Профессор Штольниц всегда считал, что во всем учении церкви нет догмата более трудного для понимания, чем идея первородного греха — этой вечной эстафеты неискупимой вины, принимаемой на себя каждым новым поколением. А если представить ее иначе: не как ретроспективную ответственность потомков за проступки предков, а наоборот — как ответственность каждого из нас за дела тех, кому мы даем жизнь, проецируя самих себя в необозримые дали будущего? Может быть, именно поэтому ни один вид разочарования не приносит столько горя, как разочарование в своих детях.
Потому что это в значительной степени и разочарование в себе самом, в своей способности передать другому полученное тобой от других, страшное сознание, что на тебе оборвалась одна из цепочек постепенного накопления положительного опыта человечества. Что из того, что этих цепочек миллиарды — столько, сколько живет на Земле людей? Твоя уже оборвана, и оборвалась она именно на тебе. Значит, что-то ты упустил, чего-то не сумел…
ГЛАВА 5
Сколько Эрих Дорнбергер себя помнил, у него вечно была идиотская склонность влюбляться в кого не следует. Это при том, что в принципе он считал любовь состоянием патологическим, мешающим жить и работать, и — соответственно этому — старался не влюбляться. Обычно это удавалось, однокурсницы ехидно звали его «брат Иосиф» — правда, чтобы прославиться целомудрием, тогда достаточно было не менять возлюбленных каждую неделю: молодежь в Веймарской республике усердно брала реванш за филистерскую добродетель отцов. Все словно предчувствовали, что скоро этому веселью придет конец.
Зато уж, если он влюблялся, то так бурно и бестолково, что окружающие только диву давались. В выпускном классе гимназии его угораздило воспылать страстью к жене директора, жившего в том же здании. Директор был на тридцать лет старше ее и ревнив, как мавр, а к ученикам относился с какой-то необъяснимой ненавистью — истинный «учитель Гнус»; ученик же Дорнбергер не только не пытался скрывать свои чувства, но и проявлял их самым диким образом. Однажды он увидел ее в окне парикмахерского салона и полчаса проторчал у дверей — только для того, чтобы проводить до гимназии. Нагруженный ее покупками, он прошел с нею через весь городок, не замечая взглядов из дверей лавок, — пытался объяснить устройство и принцип действия интерферометра Майкельсона. Все были уверены, что аттестата ему после этого не видать; но, как ни странно, свирепый директор спасовал перед наглостью и ничего не предпринял. Скорее всего, ему просто не терпелось поскорее сплавить юного негодяя в Гейдельберг.

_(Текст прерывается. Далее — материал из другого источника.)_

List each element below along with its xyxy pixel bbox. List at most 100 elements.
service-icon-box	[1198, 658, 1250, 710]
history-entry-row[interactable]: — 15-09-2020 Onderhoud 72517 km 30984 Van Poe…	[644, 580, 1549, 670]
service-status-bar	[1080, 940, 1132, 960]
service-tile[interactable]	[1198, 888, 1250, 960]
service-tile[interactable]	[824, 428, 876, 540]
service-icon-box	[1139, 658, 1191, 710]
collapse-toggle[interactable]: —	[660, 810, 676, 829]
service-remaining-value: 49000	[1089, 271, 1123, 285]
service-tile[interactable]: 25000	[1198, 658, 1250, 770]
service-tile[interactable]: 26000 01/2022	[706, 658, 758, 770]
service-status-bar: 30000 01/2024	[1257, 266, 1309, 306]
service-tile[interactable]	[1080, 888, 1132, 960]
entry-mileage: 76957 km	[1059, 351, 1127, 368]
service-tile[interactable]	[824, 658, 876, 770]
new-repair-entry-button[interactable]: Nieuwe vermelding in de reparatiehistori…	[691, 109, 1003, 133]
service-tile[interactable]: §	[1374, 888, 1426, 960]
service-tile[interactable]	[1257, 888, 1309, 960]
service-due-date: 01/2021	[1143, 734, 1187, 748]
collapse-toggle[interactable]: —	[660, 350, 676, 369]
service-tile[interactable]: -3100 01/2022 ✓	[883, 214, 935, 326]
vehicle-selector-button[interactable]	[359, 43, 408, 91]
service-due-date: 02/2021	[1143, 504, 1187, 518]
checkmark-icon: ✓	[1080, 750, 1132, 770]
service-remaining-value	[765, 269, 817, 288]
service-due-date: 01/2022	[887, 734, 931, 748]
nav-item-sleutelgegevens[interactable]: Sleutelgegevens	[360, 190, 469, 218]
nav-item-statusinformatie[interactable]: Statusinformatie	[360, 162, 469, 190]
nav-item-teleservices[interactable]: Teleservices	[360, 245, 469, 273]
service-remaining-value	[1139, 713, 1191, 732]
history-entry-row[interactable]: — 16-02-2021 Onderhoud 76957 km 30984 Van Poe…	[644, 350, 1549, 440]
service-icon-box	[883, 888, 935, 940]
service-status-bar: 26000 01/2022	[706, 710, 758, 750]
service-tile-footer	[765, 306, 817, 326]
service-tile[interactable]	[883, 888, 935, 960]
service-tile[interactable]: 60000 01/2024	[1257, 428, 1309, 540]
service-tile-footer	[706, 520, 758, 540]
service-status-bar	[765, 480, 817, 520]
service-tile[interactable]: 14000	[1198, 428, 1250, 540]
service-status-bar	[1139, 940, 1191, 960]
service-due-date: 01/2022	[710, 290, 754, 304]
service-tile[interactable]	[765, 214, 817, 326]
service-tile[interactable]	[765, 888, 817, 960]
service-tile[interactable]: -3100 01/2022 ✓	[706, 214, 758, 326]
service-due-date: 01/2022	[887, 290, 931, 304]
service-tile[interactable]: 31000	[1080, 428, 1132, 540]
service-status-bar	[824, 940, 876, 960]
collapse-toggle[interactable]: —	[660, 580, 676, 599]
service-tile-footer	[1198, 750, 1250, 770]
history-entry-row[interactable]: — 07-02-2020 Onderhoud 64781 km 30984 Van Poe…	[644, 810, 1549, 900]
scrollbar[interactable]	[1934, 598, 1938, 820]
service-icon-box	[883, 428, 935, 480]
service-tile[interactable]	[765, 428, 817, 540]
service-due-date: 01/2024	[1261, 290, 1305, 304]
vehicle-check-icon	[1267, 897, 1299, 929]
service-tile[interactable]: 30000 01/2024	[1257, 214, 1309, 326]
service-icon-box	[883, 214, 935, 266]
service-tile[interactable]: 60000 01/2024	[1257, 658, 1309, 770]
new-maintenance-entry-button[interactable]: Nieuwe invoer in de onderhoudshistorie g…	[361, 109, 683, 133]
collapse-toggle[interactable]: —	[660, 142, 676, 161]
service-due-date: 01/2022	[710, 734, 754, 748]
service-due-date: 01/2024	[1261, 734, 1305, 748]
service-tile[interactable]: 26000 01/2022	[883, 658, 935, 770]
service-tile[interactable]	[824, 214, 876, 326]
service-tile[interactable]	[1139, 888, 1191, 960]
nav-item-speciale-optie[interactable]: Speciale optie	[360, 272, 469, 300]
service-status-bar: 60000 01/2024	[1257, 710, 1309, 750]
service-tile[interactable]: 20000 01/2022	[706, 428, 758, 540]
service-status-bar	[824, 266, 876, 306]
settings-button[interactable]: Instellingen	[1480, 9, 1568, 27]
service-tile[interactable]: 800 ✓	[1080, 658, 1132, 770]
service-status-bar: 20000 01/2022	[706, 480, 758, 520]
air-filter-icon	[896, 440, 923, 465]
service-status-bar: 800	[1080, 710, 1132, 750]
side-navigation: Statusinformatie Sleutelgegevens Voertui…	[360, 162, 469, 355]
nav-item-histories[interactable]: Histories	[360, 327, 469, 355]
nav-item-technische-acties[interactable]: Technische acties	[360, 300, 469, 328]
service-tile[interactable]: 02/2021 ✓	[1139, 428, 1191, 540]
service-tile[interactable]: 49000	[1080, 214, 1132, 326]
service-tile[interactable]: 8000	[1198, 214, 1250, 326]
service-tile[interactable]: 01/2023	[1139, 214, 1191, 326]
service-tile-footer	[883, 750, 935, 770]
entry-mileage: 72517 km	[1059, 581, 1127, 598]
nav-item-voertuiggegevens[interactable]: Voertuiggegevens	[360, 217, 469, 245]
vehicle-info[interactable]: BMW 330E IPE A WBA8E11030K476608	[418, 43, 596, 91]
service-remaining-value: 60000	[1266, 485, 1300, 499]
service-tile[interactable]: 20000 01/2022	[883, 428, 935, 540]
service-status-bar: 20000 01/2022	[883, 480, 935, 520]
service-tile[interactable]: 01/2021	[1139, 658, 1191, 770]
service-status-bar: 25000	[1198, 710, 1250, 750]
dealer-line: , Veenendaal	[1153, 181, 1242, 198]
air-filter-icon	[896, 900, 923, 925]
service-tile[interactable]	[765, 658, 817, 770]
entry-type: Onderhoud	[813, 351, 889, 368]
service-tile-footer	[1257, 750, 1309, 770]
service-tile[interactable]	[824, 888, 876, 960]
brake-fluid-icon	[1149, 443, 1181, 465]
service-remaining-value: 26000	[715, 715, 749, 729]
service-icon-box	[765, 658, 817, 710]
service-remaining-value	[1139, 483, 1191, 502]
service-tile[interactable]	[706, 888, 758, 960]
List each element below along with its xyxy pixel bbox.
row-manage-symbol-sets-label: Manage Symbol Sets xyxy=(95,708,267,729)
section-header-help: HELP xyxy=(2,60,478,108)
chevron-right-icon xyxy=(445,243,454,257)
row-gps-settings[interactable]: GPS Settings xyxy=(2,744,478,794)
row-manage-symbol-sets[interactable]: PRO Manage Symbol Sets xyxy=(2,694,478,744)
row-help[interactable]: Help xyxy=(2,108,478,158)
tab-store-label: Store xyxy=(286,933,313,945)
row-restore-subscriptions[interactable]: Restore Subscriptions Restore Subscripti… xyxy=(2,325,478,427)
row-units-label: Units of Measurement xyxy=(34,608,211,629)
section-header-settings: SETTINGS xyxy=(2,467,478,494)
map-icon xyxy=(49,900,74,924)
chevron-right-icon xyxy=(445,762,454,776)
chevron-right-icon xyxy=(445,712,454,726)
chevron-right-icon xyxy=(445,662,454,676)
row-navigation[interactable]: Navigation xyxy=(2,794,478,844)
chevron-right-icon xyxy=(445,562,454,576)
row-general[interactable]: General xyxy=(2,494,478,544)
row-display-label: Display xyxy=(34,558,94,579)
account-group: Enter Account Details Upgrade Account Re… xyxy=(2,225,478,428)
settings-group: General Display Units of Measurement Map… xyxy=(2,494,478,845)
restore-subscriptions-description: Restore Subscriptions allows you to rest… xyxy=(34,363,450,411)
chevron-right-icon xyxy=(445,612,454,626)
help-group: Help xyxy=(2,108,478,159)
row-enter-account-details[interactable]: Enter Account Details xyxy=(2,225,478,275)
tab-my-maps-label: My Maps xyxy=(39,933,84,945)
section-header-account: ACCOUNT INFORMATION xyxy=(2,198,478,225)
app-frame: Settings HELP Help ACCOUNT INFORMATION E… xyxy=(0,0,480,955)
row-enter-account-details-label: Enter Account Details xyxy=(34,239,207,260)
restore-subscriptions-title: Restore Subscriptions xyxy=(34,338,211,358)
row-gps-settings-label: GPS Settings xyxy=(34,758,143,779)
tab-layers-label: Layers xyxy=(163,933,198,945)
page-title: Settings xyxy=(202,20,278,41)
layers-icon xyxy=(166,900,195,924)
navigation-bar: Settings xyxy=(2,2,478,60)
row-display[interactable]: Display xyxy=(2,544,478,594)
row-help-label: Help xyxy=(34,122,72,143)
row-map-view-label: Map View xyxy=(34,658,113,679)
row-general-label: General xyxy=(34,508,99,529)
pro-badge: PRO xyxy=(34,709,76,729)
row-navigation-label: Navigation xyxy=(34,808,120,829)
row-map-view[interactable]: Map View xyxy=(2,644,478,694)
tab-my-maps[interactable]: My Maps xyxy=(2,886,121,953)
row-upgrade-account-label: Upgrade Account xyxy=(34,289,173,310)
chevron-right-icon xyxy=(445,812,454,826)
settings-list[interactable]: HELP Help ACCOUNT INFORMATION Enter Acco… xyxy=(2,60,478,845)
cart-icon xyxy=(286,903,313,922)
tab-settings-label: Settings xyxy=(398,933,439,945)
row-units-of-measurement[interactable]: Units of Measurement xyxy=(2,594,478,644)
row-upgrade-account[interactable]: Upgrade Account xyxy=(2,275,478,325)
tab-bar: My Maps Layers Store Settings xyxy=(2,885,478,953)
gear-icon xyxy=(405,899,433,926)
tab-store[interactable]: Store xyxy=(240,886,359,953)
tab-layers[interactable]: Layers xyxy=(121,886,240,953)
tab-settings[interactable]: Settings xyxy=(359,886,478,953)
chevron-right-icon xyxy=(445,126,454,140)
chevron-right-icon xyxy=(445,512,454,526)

А в Гейдельберге было еще два не менее нелепых «романа» — на втором курсе он потерял голову из-за невесты приятеля, но на этот раз ничем себя не выдал, а на четвертом — почти женился на кельнерше. Выход из alma mater ознаменовался знакомством с дочкой советника Герстенмайера, и уж там-то все рекорды глупости были побиты. Расставшись наконец с Ренатой, он дал себе слово — в жизни не посмотреть больше ни на одну женщину.
И действительно, долго не смотрел. Конец его семейного счастья совпал с эпохой крупных открытий в области физики ядра, для исследователей начиналось время «бури и натиска» — какие тут, к черту, женщины. А потом пришла война. Кто бы мог думать, что именно в разгар войны, в самый страшный ее момент, ему доведется опять испытать то самое чувство.
Впрочем, это было вовсе не «то самое». Ничего похожего! Того, что Эрих чувствовал теперь, ему не приходилось испытать еще ни разу за всю его нескладную жизнь.